On the shallow margins of ponds and little lakes small Freshwater Marshes are found exhibiting sedges ( Carex spp.), tules ( Scirpus spp.), and cat-tails ( Typha spp.). Along the barks of the permanent streams Riparian Woodlands - some of the loveliest areas in the mountains - appear, with tall sycamores ( Platanus racemosa ), cottonwoods ( Populus fremontii ), big leaf maple ( Acer macrophyllum ), white alder ( Albus rhombifolia ) and bay trees ( Umbellularia californica ).

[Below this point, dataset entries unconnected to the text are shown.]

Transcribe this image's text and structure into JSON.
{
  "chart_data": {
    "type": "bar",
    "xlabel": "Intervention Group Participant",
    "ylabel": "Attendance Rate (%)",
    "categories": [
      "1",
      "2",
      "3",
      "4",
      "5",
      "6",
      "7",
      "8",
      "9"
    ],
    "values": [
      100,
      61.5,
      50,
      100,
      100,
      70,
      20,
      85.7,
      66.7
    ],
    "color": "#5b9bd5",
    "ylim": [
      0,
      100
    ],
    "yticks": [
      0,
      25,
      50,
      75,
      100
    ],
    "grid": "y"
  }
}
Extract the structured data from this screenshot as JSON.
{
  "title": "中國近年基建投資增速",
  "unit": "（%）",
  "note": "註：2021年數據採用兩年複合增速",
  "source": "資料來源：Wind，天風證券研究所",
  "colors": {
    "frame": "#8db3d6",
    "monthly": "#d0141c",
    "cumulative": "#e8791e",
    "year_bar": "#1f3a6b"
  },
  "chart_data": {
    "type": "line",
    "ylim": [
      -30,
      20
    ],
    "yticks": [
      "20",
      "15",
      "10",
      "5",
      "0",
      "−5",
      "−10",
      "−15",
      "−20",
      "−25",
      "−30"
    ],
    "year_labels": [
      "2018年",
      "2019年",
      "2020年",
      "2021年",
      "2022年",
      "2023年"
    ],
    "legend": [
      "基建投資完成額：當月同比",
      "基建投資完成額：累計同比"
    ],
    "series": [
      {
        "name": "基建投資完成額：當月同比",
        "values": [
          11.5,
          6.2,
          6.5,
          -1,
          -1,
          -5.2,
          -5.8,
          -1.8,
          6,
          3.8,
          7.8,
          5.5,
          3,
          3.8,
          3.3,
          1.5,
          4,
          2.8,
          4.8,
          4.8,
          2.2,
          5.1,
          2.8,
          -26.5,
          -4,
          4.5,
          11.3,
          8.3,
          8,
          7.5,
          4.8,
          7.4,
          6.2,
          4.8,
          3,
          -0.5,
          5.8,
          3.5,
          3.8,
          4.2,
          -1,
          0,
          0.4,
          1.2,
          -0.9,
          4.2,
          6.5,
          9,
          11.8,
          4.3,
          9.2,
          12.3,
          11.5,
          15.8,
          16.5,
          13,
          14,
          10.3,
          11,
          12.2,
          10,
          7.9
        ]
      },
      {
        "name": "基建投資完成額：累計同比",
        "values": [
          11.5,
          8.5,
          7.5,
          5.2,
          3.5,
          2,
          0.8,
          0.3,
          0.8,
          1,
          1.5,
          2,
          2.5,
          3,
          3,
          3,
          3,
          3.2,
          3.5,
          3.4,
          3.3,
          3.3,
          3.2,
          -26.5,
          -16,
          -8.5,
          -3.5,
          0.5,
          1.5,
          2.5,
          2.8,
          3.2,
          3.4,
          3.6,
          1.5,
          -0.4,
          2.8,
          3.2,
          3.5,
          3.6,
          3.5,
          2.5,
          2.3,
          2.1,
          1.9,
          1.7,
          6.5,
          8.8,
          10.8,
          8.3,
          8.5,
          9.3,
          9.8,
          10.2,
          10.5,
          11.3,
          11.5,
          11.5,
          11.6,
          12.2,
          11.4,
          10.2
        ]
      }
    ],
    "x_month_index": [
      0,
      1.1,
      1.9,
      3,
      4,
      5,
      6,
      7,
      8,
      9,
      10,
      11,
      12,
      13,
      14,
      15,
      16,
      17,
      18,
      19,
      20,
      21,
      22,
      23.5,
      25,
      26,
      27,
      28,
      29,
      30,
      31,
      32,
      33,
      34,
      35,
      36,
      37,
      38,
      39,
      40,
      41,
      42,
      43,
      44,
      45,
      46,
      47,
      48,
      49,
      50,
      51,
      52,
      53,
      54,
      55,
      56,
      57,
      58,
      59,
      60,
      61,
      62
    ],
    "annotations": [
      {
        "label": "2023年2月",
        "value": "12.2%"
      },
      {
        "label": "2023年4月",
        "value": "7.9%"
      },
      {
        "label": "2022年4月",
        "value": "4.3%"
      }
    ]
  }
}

Well-developed Oak Woodlands are found in Topanga and Malibu Canyons and in the Hidden Valley area. The coast live oak ( Quercus agrifolia ) dominates the part of the community that has a rich understory of ferns and shrubs. In some spots the bracken fern grows to eleven feet tall, believed to be the largest in the United States. The valley oak ( Quercus lobata ), reaches its southernmost limit in our mountains - the open grassy areas called Oak Savanna by some experts.

There are Grasslands but they are not extensive. Where they exist they are composed largely of introduced annual grasses. Some native perennial bunch grasses, notably Nassella pulchra , have survived, however, particularly in the La Jolla Grassland in Point Mugu State Park.